Georgia Democratic Sen. Jon Ossoff took all he could take during a debate of the John Lewis Voting Rights Advancement Act and slammed his Republican colleague, Susan Collins of Maine, accusing her of being a hypocrite when it comes to what she says versus what she does when it’s time to move legislation forward.

On Wednesday evening, shortly before Collins joined her GOP colleagues to keep a filibuster in place that prevented voting rights legislation from moving forward, Ossoff stood and excoriated Collins for voting to reauthorize the Voting Rights Act in 2006 but now shirking her responsibility to the memory of John Lewis:

“Abraham Lincoln must be turning in his grave to hear the senators from the Grand Old Party, the party of abolition and emancipation and reconstruction, echoing the states’ rights rhetoric of Dixiecrat segregationists to oppose federal voting rights legislation.
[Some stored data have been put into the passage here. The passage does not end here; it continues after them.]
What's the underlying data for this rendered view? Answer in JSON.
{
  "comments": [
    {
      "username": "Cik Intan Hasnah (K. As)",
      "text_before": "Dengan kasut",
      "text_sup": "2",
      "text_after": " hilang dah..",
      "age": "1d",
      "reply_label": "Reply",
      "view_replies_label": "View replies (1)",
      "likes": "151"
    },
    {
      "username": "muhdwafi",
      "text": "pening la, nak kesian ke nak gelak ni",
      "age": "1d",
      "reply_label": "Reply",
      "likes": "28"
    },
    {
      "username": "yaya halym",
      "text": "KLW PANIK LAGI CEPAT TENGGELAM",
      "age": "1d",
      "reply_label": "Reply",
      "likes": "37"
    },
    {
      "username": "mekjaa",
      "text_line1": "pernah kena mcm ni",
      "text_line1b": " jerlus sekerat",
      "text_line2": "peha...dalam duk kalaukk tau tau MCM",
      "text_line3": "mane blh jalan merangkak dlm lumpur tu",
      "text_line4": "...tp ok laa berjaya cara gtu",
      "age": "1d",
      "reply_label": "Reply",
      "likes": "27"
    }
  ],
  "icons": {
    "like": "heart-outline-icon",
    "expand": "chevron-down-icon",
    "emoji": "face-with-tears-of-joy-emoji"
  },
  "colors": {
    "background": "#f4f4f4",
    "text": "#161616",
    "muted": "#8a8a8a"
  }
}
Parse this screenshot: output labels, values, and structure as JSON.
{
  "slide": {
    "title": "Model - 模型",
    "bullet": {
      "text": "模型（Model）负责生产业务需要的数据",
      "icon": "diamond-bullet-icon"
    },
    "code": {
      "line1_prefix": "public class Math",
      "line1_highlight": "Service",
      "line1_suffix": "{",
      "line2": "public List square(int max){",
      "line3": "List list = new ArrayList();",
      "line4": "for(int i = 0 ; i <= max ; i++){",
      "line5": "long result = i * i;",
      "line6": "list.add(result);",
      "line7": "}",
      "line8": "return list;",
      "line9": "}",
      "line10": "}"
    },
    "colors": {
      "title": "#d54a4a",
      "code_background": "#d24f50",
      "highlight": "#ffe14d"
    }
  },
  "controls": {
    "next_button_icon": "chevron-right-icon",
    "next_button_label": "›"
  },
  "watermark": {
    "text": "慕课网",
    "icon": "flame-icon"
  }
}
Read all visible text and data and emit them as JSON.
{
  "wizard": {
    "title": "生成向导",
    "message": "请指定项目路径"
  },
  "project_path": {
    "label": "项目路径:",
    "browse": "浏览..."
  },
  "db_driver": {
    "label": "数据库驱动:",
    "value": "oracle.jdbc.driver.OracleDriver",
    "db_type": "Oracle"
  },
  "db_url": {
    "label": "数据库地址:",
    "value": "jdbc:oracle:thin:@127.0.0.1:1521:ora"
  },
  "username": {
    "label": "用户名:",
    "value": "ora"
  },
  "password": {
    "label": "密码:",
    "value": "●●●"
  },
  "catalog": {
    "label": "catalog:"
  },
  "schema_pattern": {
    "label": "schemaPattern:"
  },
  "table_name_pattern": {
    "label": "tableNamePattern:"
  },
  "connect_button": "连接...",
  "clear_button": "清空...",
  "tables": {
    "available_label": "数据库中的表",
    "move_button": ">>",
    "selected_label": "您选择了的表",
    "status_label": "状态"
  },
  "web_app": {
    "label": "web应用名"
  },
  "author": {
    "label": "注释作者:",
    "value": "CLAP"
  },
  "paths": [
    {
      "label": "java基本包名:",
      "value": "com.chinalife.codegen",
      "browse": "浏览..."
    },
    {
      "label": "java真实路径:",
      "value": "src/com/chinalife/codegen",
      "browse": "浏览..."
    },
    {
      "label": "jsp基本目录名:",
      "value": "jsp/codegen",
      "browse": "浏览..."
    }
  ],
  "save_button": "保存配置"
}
“I speak for the state of Georgia when I say do not invoke Congressman Lewis’ name to signal your virtue while you work to erode his legacy and defy his will.”

It quickly became clear that Ossoff had struck a nerve, as Collins suggested the Georgian might have violated a rule that bans senators from imputing “to other Senators any conduct or motive unworthy or unbecoming a Senator.”

Collins also tried to suggest that the length of the John Lewis Act makes her unable to support it, which begs the question: Is Sen. Collins, at age 69, unable to read more than a page or two without dozing off?

Here’s what Collins said on the matter:

“I’m not sure that the senator from Georgia was even born in 1965. I voted enthusiastically and I did say that about the Voting Rights Reauthorization in 2006, and surely my colleague is not confusing that bill, which was five pages long … with the bill that is before the Senate tonight, which is 735 pages long.” 

What a pathetic excuse for wimping out. But it shouldn’t surprise anyone because this is the very same Susan Collins who believed Brett Kavanaugh when he assured her would protect a woman’s right to choose. Now Kavanaugh and his five right-wing extremist buddies on the Supreme Court are preparing to render Roe v. Wade a thing of the past, leaving women unable to make their own reproductive choices.

So spare us the whining and outrage, Sen. Collins. You sold what was left of your soul a long time ago.